In other words, if a problem cannot be addressed with objective science, it's simply not worth discussing, as science represents the beginning and end of our knowledge of reality. Philosophy and theology may make for interesting conversation on a Sunday afternoon, but it's all mere speculation compared to science. Presumably, Wilson thinks that the existence of God is another such "invalid" and "insoluble dilemma", which is best ignored because science cannot render a decisive verdict. When pushed on the matter, he concedes that a bare-bones deism is possible, but he goes on to say that:
"I believe that the evidence shows, now conclusively, that it's false reasoning to believe in a biological God; meaning, a God that oversaw and directed the evolution of life... Parsimony demands that we go with the assumption that life can originate on its own, because I think we'll do it in the lab before too long... and show the conditions in which this could occur autonomously."
Forgive me, Dr.
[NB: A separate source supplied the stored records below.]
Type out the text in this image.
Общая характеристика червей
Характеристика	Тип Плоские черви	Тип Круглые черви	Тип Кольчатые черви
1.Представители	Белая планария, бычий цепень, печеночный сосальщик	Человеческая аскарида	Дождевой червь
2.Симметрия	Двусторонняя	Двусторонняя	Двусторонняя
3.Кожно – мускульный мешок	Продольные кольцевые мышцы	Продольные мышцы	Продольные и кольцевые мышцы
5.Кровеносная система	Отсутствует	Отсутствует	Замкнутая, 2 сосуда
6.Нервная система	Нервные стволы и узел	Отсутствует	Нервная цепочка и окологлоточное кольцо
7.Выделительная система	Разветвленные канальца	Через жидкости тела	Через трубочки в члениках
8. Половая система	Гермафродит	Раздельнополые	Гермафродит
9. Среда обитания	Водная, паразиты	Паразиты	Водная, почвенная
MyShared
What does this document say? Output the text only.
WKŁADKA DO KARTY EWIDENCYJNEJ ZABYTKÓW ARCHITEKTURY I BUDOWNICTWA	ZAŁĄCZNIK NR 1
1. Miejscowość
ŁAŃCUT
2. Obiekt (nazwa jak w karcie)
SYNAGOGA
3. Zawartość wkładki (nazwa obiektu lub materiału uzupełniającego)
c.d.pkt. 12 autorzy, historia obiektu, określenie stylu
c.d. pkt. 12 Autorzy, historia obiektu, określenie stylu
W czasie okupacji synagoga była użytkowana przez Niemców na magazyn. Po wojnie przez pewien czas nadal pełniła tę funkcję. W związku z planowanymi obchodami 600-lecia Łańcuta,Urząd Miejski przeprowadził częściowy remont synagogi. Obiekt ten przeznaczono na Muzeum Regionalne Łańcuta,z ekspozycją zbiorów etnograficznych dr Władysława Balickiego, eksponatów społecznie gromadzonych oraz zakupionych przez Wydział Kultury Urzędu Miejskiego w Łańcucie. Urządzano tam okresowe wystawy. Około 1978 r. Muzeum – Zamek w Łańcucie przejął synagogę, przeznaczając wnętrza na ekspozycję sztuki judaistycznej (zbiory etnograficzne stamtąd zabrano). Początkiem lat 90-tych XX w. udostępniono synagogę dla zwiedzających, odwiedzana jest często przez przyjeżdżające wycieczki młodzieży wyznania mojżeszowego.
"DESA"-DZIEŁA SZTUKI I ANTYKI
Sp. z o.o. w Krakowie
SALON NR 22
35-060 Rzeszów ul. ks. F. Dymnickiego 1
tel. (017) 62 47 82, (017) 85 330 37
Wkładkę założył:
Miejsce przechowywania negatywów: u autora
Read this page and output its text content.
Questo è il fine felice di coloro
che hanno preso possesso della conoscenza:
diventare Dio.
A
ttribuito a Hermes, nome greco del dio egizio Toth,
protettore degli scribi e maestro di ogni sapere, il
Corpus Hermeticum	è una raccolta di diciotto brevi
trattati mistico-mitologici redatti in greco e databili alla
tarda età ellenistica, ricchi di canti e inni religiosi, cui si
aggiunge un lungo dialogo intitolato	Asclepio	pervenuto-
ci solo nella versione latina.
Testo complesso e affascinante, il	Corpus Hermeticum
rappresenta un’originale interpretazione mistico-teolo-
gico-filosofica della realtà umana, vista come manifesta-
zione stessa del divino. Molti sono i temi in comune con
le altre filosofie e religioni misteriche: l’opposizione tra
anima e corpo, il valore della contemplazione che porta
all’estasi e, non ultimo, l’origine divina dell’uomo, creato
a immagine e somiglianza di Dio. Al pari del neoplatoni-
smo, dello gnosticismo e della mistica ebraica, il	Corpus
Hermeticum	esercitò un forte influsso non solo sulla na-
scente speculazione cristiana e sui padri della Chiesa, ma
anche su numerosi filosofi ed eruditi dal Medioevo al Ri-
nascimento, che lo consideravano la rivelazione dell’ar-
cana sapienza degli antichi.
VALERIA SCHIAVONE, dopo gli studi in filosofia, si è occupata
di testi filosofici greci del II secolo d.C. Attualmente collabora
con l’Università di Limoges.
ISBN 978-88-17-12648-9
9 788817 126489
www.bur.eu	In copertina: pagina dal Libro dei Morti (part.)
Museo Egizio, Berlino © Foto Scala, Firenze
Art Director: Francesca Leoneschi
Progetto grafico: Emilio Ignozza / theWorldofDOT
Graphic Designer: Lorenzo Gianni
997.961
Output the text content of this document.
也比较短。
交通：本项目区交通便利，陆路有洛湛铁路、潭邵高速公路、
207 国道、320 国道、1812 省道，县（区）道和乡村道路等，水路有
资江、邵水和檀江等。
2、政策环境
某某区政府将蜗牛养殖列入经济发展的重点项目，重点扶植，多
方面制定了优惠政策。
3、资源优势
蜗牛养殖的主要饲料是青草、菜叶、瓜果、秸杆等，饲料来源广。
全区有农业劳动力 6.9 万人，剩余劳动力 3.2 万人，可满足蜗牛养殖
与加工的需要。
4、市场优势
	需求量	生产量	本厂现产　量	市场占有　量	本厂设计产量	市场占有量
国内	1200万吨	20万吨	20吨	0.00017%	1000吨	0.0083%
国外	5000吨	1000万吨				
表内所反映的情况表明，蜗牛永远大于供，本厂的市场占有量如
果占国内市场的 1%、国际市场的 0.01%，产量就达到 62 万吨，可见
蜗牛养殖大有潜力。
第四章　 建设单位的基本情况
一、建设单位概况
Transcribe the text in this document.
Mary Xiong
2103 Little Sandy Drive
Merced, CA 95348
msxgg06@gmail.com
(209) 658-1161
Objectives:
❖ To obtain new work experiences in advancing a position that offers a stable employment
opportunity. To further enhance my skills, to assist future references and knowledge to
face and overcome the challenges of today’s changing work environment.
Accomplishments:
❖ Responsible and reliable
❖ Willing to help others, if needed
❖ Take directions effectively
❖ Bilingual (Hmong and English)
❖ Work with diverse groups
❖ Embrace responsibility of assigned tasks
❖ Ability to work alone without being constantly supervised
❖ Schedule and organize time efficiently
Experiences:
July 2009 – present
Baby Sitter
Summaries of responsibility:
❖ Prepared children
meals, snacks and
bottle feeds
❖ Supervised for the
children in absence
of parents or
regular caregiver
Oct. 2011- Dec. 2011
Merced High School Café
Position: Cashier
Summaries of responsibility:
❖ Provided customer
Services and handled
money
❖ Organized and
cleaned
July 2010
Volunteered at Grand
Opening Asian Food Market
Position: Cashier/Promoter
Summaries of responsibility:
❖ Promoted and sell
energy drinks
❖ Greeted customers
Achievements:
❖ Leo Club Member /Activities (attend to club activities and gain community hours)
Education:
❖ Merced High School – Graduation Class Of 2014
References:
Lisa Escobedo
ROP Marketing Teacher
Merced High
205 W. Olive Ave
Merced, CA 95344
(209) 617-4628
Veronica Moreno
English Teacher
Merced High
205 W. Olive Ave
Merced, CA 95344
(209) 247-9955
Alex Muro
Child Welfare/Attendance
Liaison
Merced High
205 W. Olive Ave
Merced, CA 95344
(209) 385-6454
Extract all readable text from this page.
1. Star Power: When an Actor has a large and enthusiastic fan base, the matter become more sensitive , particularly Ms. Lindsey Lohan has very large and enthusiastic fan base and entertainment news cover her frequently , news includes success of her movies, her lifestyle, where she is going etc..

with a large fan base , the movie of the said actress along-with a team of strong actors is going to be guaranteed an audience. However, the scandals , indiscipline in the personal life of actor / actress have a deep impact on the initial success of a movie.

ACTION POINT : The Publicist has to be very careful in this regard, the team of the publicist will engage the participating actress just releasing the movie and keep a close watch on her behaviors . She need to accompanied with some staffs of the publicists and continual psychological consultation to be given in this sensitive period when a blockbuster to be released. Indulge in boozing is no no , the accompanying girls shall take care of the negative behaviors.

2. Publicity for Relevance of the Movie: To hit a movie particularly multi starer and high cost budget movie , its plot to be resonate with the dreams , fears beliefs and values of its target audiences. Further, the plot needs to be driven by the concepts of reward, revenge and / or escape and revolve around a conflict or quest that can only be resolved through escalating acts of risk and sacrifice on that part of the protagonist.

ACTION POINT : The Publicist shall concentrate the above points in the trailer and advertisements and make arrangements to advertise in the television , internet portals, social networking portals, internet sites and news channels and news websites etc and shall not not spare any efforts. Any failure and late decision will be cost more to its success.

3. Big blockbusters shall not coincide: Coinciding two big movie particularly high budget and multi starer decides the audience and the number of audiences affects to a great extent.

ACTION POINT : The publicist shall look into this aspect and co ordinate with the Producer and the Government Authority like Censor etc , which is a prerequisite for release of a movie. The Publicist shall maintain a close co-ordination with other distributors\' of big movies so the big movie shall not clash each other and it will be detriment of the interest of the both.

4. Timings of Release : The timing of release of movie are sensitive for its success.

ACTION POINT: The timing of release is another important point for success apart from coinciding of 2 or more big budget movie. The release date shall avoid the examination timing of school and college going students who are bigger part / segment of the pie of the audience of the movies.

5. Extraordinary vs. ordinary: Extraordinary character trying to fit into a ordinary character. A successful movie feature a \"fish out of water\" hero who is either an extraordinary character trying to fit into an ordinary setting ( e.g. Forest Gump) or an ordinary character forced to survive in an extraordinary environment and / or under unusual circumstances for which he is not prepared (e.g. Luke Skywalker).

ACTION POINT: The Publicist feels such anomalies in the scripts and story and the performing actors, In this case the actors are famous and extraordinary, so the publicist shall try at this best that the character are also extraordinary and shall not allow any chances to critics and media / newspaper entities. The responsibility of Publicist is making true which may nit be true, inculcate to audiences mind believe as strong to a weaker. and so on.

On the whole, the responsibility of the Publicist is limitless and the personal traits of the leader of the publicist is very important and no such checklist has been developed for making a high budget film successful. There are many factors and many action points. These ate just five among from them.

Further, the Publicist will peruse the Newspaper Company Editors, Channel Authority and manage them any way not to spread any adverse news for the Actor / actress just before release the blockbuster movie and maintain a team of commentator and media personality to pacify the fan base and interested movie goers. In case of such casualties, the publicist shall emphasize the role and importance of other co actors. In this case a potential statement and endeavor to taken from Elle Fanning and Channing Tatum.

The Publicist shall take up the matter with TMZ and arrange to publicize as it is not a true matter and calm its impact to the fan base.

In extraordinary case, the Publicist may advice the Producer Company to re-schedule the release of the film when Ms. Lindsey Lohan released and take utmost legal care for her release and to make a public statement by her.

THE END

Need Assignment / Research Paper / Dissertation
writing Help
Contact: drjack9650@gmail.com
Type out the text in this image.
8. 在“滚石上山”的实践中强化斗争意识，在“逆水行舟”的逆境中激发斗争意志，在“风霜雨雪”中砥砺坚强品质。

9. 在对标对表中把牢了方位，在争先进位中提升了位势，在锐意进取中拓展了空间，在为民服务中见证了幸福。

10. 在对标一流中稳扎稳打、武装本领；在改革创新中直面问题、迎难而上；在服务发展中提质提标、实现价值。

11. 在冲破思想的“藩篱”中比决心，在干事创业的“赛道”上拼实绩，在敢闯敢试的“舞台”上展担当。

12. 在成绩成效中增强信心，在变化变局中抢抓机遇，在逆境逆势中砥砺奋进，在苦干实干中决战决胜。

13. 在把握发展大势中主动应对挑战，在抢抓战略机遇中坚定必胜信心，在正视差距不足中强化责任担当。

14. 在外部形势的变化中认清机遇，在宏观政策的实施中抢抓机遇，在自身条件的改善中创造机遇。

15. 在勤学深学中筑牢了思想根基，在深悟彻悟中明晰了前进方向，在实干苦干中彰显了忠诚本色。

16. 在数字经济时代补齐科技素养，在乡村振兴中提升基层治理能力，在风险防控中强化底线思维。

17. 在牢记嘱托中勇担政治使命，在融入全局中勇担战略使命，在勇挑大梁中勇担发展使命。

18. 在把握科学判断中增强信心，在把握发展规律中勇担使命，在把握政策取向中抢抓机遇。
Wilson, but when (and if) a team of highly-educated scientists "create" life in a laboratory setting, this will hardly be the result of an autonomous process, but will instead arise from a contrived experiment designed by intelligent beings. The fact that humans can "play god" does not eliminate the existence of the real God. Moreover, science is in no position to discredit the "biological God." Of course, science must assume that life originated on its own - it can do no other - but it's fundamentally wrong to suppose that science is capable of explaining the whole of reality with its methods. Yes, evolutionary biology has demonstrated that God is not necessary for natural selection to occur, but that's not the same as saying that science has eliminated the possibility of a biological God. Thankfully, this point is nicely made by others in the Slate series, such as Polkinghorne, John Haught, and Freeman Dyson.
Despite these complaints, I really enjoyed listening to Wilson. He deserves to be taken seriously, and he's a valuable sparring partner for those who like to contemplate theology. I'll have more to say about this later.